Green Party Assembly member Brian Wilson said: "There are major benefits for Northern Ireland if we declare ourselves as a GM free zone. Firstly it will enhance our image as a safe, clean and green producer of food. Declaring a region as GM Free also improves the quality of our organic agricultural sector and provides a real resistance to big business ideas of monopolizing seed patents. Now that the Irish government has announced its intention to ban the cultivation of GM crops in the Republic, there is an opportunity for the island of Ireland to benefit from such a progressive move. There are massive benefits for our food sector if it can market itself as being sourced from a GM Free zone."
Mr. Wilson MLA said: "The issue needs to be debated, it's too important to be ignored by Minister Poots. There is an awful lot of misinformation on GM crops being sold to the farming community. But this is not just an issue for the farming sector, this is an issue of far wider public interest, it's about the food we eat or health and protecting our environment."
Govt's GM-free policy provides 'opportunities'
RTE News [Ireland], 17 November 2009
The Government policy to keep Ireland off-limits to GM crops and to introduce a voluntary GM-free food label provides an untapped opportunity for Ireland's farm, food and tourist industries, according to Michael O'Callaghan of GM-free Ireland.
Ireland will become the fourth EU member state (after Austria, Germany and France) to provide a Government-backed voluntary GM-free label for food and livestock produced with certified Non-GMO ingredients, including beef, dairy, lamb, pork, poultry, farmed fish, cereals, fruit and vegetables.
Among those backing the move are celebrity TV chefs Richard Corrigan and Darina Allen.
Dr John Fagan, Chief Scientific Officer of Genetic ID, the world's leading Non-GMO certification company, is also behind the scheme.
Chefs welcome GM-free labelling promise
Irish Times, 17 November 2009
Ireland can become the most credible genetically modified (GM) free food brand in Europe, a group which included chefs Richard Corrigan and Darina Allen said today.

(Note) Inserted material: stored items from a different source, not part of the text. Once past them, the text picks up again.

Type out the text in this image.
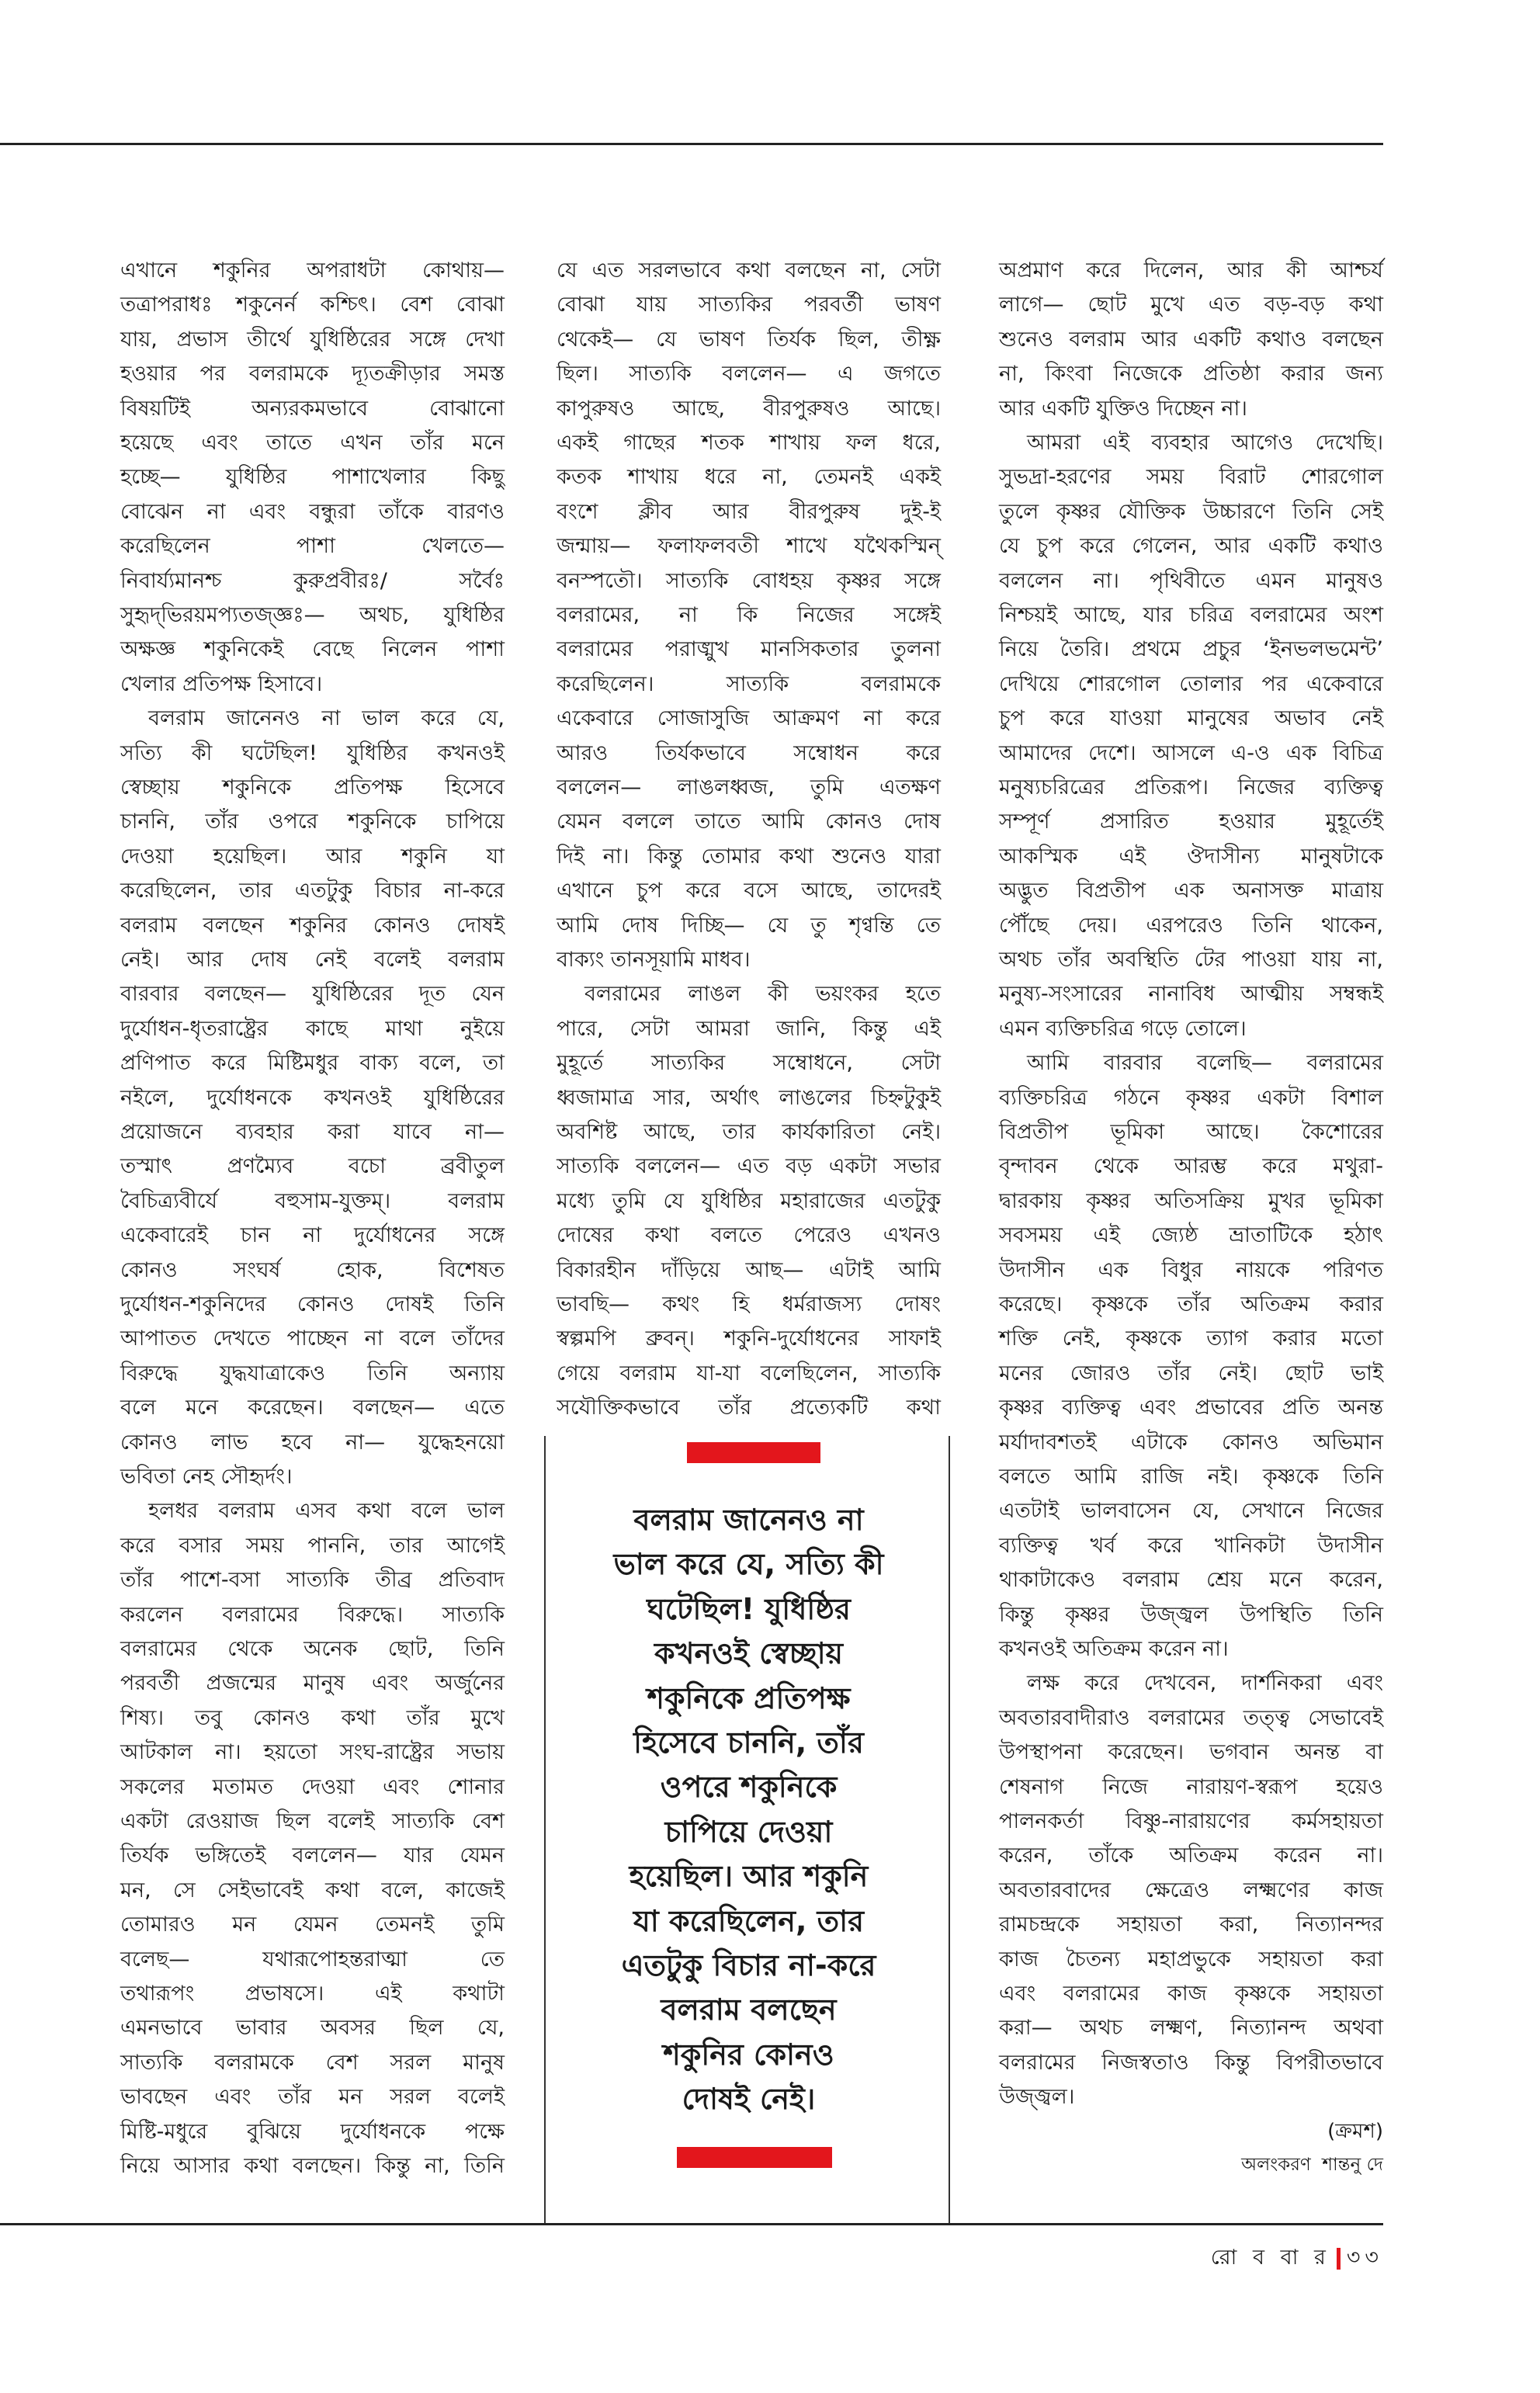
এখানে শকুনির অপরাধটা কোথায়—
তত্রাপরাধঃ শকুনের্ন কশ্চিৎ। বেশ বোঝা
যায়, প্রভাস তীর্থে যুধিষ্ঠিরের সঙ্গে দেখা
হওয়ার পর বলরামকে দ্যূতক্রীড়ার সমস্ত
বিষয়টিই অন্যরকমভাবে বোঝানো
হয়েছে এবং তাতে এখন তাঁর মনে
হচ্ছে— যুধিষ্ঠির পাশাখেলার কিছু
বোঝেন না এবং বন্ধুরা তাঁকে বারণও
করেছিলেন পাশা খেলতে—
নিবার্য্যমানশ্চ কুরুপ্রবীরঃ/ সর্বৈঃ
সুহৃদ্‌ভিরয়মপ্যতজ্জ্ঞঃ— অথচ, যুধিষ্ঠির
অক্ষজ্ঞ শকুনিকেই বেছে নিলেন পাশা
খেলার প্রতিপক্ষ হিসাবে।
বলরাম জানেনও না ভাল করে যে,
সত্যি কী ঘটেছিল! যুধিষ্ঠির কখনওই
স্বেচ্ছায় শকুনিকে প্রতিপক্ষ হিসেবে
চাননি, তাঁর ওপরে শকুনিকে চাপিয়ে
দেওয়া হয়েছিল। আর শকুনি যা
করেছিলেন, তার এতটুকু বিচার না-করে
বলরাম বলছেন শকুনির কোনও দোষই
নেই। আর দোষ নেই বলেই বলরাম
বারবার বলছেন— যুধিষ্ঠিরের দূত যেন
দুর্যোধন-ধৃতরাষ্ট্রের কাছে মাথা নুইয়ে
প্রণিপাত করে মিষ্টিমধুর বাক্য বলে, তা
নইলে, দুর্যোধনকে কখনওই যুধিষ্ঠিরের
প্রয়োজনে ব্যবহার করা যাবে না—
তস্মাৎ প্রণম্যৈব বচো ব্রবীতুল
বৈচিত্র্যবীর্যে বহুসাম-যুক্তম্‌। বলরাম
একেবারেই চান না দুর্যোধনের সঙ্গে
কোনও সংঘর্ষ হোক, বিশেষত
দুর্যোধন-শকুনিদের কোনও দোষই তিনি
আপাতত দেখতে পাচ্ছেন না বলে তাঁদের
বিরুদ্ধে যুদ্ধযাত্রাকেও তিনি অন্যায়
বলে মনে করেছেন। বলছেন— এতে
কোনও লাভ হবে না— যুদ্ধেহনয়ো
ভবিতা নেহ সৌহৃর্দং।
হলধর বলরাম এসব কথা বলে ভাল
করে বসার সময় পাননি, তার আগেই
তাঁর পাশে-বসা সাত্যকি তীব্র প্রতিবাদ
করলেন বলরামের বিরুদ্ধে। সাত্যকি
বলরামের থেকে অনেক ছোট, তিনি
পরবর্তী প্রজন্মের মানুষ এবং অর্জুনের
শিষ্য। তবু কোনও কথা তাঁর মুখে
আটকাল না। হয়তো সংঘ-রাষ্ট্রের সভায়
সকলের মতামত দেওয়া এবং শোনার
একটা রেওয়াজ ছিল বলেই সাত্যকি বেশ
তির্যক ভঙ্গিতেই বললেন— যার যেমন
মন, সে সেইভাবেই কথা বলে, কাজেই
তোমারও মন যেমন তেমনই তুমি
বলেছ— যথারূপোহন্তরাত্মা তে
তথারূপং প্রভাষসে। এই কথাটা
এমনভাবে ভাবার অবসর ছিল যে,
সাত্যকি বলরামকে বেশ সরল মানুষ
ভাবছেন এবং তাঁর মন সরল বলেই
মিষ্টি-মধুরে বুঝিয়ে দুর্যোধনকে পক্ষে
নিয়ে আসার কথা বলছেন। কিন্তু না, তিনি
যে এত সরলভাবে কথা বলছেন না, সেটা
বোঝা যায় সাত্যকির পরবর্তী ভাষণ
থেকেই— যে ভাষণ তির্যক ছিল, তীক্ষ্ণ
ছিল। সাত্যকি বললেন— এ জগতে
কাপুরুষও আছে, বীরপুরুষও আছে।
একই গাছের শতক শাখায় ফল ধরে,
কতক শাখায় ধরে না, তেমনই একই
বংশে ক্লীব আর বীরপুরুষ দুই-ই
জন্মায়— ফলাফলবতী শাখে যথৈকস্মিন্‌
বনস্পতৌ। সাত্যকি বোধহয় কৃষ্ণর সঙ্গে
বলরামের, না কি নিজের সঙ্গেই
বলরামের পরাঙ্মুখ মানসিকতার তুলনা
করেছিলেন। সাত্যকি বলরামকে
একেবারে সোজাসুজি আক্রমণ না করে
আরও তির্যকভাবে সম্বোধন করে
বললেন— লাঙলধ্বজ, তুমি এতক্ষণ
যেমন বললে তাতে আমি কোনও দোষ
দিই না। কিন্তু তোমার কথা শুনেও যারা
এখানে চুপ করে বসে আছে, তাদেরই
আমি দোষ দিচ্ছি— যে তু শৃণ্বন্তি তে
বাক্যং তানসূয়ামি মাধব।
বলরামের লাঙল কী ভয়ংকর হতে
পারে, সেটা আমরা জানি, কিন্তু এই
মুহূর্তে সাত্যকির সম্বোধনে, সেটা
ধ্বজামাত্র সার, অর্থাৎ লাঙলের চিহ্নটুকুই
অবশিষ্ট আছে, তার কার্যকারিতা নেই।
সাত্যকি বললেন— এত বড় একটা সভার
মধ্যে তুমি যে যুধিষ্ঠির মহারাজের এতটুকু
দোষের কথা বলতে পেরেও এখনও
বিকারহীন দাঁড়িয়ে আছ— এটাই আমি
ভাবছি— কথং হি ধর্মরাজস্য দোষং
স্বল্পমপি ব্রুবন্‌। শকুনি-দুর্যোধনের সাফাই
গেয়ে বলরাম যা-যা বলেছিলেন, সাত্যকি
সযৌক্তিকভাবে তাঁর প্রত্যেকটি কথা
অপ্রমাণ করে দিলেন, আর কী আশ্চর্য
লাগে— ছোট মুখে এত বড়-বড় কথা
শুনেও বলরাম আর একটি কথাও বলছেন
না, কিংবা নিজেকে প্রতিষ্ঠা করার জন্য
আর একটি যুক্তিও দিচ্ছেন না।
আমরা এই ব্যবহার আগেও দেখেছি।
সুভদ্রা-হরণের সময় বিরাট শোরগোল
তুলে কৃষ্ণর যৌক্তিক উচ্চারণে তিনি সেই
যে চুপ করে গেলেন, আর একটি কথাও
বললেন না। পৃথিবীতে এমন মানুষও
নিশ্চয়ই আছে, যার চরিত্র বলরামের অংশ
নিয়ে তৈরি। প্রথমে প্রচুর ‘ইনভলভমেন্ট’
দেখিয়ে শোরগোল তোলার পর একেবারে
চুপ করে যাওয়া মানুষের অভাব নেই
আমাদের দেশে। আসলে এ-ও এক বিচিত্র
মনুষ্যচরিত্রের প্রতিরূপ। নিজের ব্যক্তিত্ব
সম্পূর্ণ প্রসারিত হওয়ার মুহূর্তেই
আকস্মিক এই ঔদাসীন্য মানুষটাকে
অদ্ভুত বিপ্রতীপ এক অনাসক্ত মাত্রায়
পৌঁছে দেয়। এরপরেও তিনি থাকেন,
অথচ তাঁর অবস্থিতি টের পাওয়া যায় না,
মনুষ্য-সংসারের নানাবিধ আত্মীয় সম্বন্ধই
এমন ব্যক্তিচরিত্র গড়ে তোলে।
আমি বারবার বলেছি— বলরামের
ব্যক্তিচরিত্র গঠনে কৃষ্ণর একটা বিশাল
বিপ্রতীপ ভূমিকা আছে। কৈশোরের
বৃন্দাবন থেকে আরম্ভ করে মথুরা-
দ্বারকায় কৃষ্ণর অতিসক্রিয় মুখর ভূমিকা
সবসময় এই জ্যেষ্ঠ ভ্রাতাটিকে হঠাৎ
উদাসীন এক বিধুর নায়কে পরিণত
করেছে। কৃষ্ণকে তাঁর অতিক্রম করার
শক্তি নেই, কৃষ্ণকে ত্যাগ করার মতো
মনের জোরও তাঁর নেই। ছোট ভাই
কৃষ্ণর ব্যক্তিত্ব এবং প্রভাবের প্রতি অনন্ত
মর্যাদাবশতই এটাকে কোনও অভিমান
বলতে আমি রাজি নই। কৃষ্ণকে তিনি
এতটাই ভালবাসেন যে, সেখানে নিজের
ব্যক্তিত্ব খর্ব করে খানিকটা উদাসীন
থাকাটাকেও বলরাম শ্রেয় মনে করেন,
কিন্তু কৃষ্ণর উজ্জ্বল উপস্থিতি তিনি
কখনওই অতিক্রম করেন না।
লক্ষ করে দেখবেন, দার্শনিকরা এবং
অবতারবাদীরাও বলরামের তত্ত্ব সেভাবেই
উপস্থাপনা করেছেন। ভগবান অনন্ত বা
শেষনাগ নিজে নারায়ণ-স্বরূপ হয়েও
পালনকর্তা বিষ্ণু-নারায়ণের কর্মসহায়তা
করেন, তাঁকে অতিক্রম করেন না।
অবতারবাদের ক্ষেত্রেও লক্ষ্মণের কাজ
রামচন্দ্রকে সহায়তা করা, নিত্যানন্দর
কাজ চৈতন্য মহাপ্রভুকে সহায়তা করা
এবং বলরামের কাজ কৃষ্ণকে সহায়তা
করা— অথচ লক্ষ্মণ, নিত্যানন্দ অথবা
বলরামের নিজস্বতাও কিন্তু বিপরীতভাবে
উজ্জ্বল।
বলরাম জানেনও না
ভাল করে যে, সত্যি কী
ঘটেছিল! যুধিষ্ঠির
কখনওই স্বেচ্ছায়
শকুনিকে প্রতিপক্ষ
হিসেবে চাননি, তাঁর
ওপরে শকুনিকে
চাপিয়ে দেওয়া
হয়েছিল। আর শকুনি
যা করেছিলেন, তার
এতটুকু বিচার না-করে
বলরাম বলছেন
শকুনির কোনও
দোষই নেই।
(ক্রমশ)
অলংকরণ  শান্তনু দে
রো ব বা র ৩৩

At a press conference the group welcomed promises in the Programme for Government to ban the growing of GM plants and to introduce GM-free food labelling.
Irish farmers would be very quick to switch to GM-free products when they saw them demanding a premium price, said Malcolm Thompson, president of the Irish Cattle and Sheepfarmers Association.
Dr John Fagan of GMO testing service Genetic ID denied that the cost and supply of GM-feed was prohibitive. GM-free feed was being delivered to the EU from South America but it was just a matter of getting it to Ireland, he said.
The premium on GM-free food would be less than half a cent on a litre of milk and around three cent on a kilogramme of pork, he said
Michael O'Callaghan of the GM-Free Ireland network explained that Ireland was already at an advantage in becoming a GM-free food producer due to its traceability system, lack of contamination from bordering countries and the organic grass-based diet of its cattle and sheep.
Richard Corrigan said Ireland's green image had got smaller, prices had collapsed and GM-free was the future market so Irish farming needed leadership on GM-free production.
Darina Allen predicted that the GM-free market would become much wider than the organic market "I think you'd be surprised at the numbers that would pay for that premium," she said.
Food producers urge greater use of GM-free status
Evening Echo [Ireland], 17 November 2009
Leading figures in the Irish food industry say we should be capitalising on our status as a GM-free nation.
They say Ireland is one of the world's leading producers of food that is not genetically modified.
Now big names in the sector, including chef Richard Corrigan and Darina Allen from the Ballymaloe Cookery School, want to see a labelling system for non-GM Irish products.
It is hoped the initiative would expand the Irish food industry's global market share.